Wednesday, 31 July 2013

PRISM: NSA used XKeyscore software to trawl billions of email and internet records

light-split-into-spectrum-by-prism
The software powering the US National Security Agency's (NSA) powerful search techniques have been revealed. Called XKeyscore, the software is a basic web form which trawls through hundreds of billions of recorded internet traffic to list relevant results.
Revealed by the Guardian today, screenshots reportedly show an NSA tutorial presentation detailing how to use the software. The article claims that analysts connected to the browser-based system could search through the NSA's records without any review process, meaning data searching was effectively a free-for-all for employees and contractors.
The Guardian says that the purpose of the software was "to allow analysts to search the metadata as well as the content of emails and other internet activity". Screenshots show specific applications which could be used to monitor Facebook users' messaging history simply "by entering the Facebook user name and a date range into a simple search screen".

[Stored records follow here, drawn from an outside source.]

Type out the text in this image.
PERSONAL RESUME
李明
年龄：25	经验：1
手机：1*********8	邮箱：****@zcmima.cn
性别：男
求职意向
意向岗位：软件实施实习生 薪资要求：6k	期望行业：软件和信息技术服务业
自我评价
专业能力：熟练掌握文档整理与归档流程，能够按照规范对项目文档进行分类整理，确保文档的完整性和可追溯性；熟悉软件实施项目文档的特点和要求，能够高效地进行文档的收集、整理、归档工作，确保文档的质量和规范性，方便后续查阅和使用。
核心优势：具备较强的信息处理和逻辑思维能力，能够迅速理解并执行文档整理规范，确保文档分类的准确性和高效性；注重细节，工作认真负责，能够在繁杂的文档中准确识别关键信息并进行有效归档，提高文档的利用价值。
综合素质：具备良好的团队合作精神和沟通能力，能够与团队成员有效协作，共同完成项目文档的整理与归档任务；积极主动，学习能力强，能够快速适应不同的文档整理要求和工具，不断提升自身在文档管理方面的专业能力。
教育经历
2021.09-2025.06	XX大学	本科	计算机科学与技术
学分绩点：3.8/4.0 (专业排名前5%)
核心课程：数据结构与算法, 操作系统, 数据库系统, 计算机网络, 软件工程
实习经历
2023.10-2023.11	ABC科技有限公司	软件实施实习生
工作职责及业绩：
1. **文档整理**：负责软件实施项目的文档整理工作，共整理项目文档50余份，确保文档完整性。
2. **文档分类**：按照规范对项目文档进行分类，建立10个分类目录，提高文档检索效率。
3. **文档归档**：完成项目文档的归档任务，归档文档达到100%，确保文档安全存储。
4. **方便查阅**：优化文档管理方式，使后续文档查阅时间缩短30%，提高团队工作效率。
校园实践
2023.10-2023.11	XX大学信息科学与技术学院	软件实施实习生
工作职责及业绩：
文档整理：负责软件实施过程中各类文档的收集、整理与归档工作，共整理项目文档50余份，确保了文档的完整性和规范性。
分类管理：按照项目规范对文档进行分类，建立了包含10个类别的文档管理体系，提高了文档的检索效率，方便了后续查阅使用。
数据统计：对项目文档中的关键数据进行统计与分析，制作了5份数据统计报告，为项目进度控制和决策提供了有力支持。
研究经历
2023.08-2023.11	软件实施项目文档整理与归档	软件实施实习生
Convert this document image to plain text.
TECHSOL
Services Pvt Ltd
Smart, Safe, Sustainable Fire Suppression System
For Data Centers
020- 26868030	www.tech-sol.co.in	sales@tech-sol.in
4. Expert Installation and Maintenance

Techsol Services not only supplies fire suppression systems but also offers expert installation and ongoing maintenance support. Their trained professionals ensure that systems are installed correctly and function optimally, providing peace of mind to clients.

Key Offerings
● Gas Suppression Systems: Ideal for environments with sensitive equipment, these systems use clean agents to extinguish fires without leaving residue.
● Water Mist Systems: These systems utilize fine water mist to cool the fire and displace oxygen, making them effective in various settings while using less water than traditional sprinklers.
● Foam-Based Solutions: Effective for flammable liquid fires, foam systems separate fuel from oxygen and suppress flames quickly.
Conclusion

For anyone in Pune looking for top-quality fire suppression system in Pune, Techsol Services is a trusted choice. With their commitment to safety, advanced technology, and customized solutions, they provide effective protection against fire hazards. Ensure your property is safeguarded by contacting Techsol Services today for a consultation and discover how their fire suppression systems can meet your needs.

A screen shot of the NSA's XKeyscore software discovered by the Guardian
The software also claims to be able to rifle through user search history simply by referring to HTTP activity, and makes examples of the BBC website as one potential source of information, as well as Wikipedia, Twitter and Yahoo.
It is claimed that the software searched through 850 billion so-called "call events" such as emails and phone conversations as well as a further 150 billion internet records. The Guardian says one to two billion records were added every day, with all data only stored for around for three to five days. The paper quotes a former NSA mathematician as saying that the NSA had assembled 20 trillion transactions between US citizens.
Finally, it alleges that exchanges between foreign citizens are stored in the same database as those which involve US citizens, meaning records of non-US citizens are just as accessible without a warrant.
In a statement to the Guardian, the NSA said that the use of XKeycore was legal and justified, and insisted that allegations of "widespread, unchecked analyst access to NSA collection data are simply not true".
The former NSA contractor and whistleblower Edward Snowden, who initially released the documents relating to PRISM, is still seeking asylum and is currently believed to be in Russia.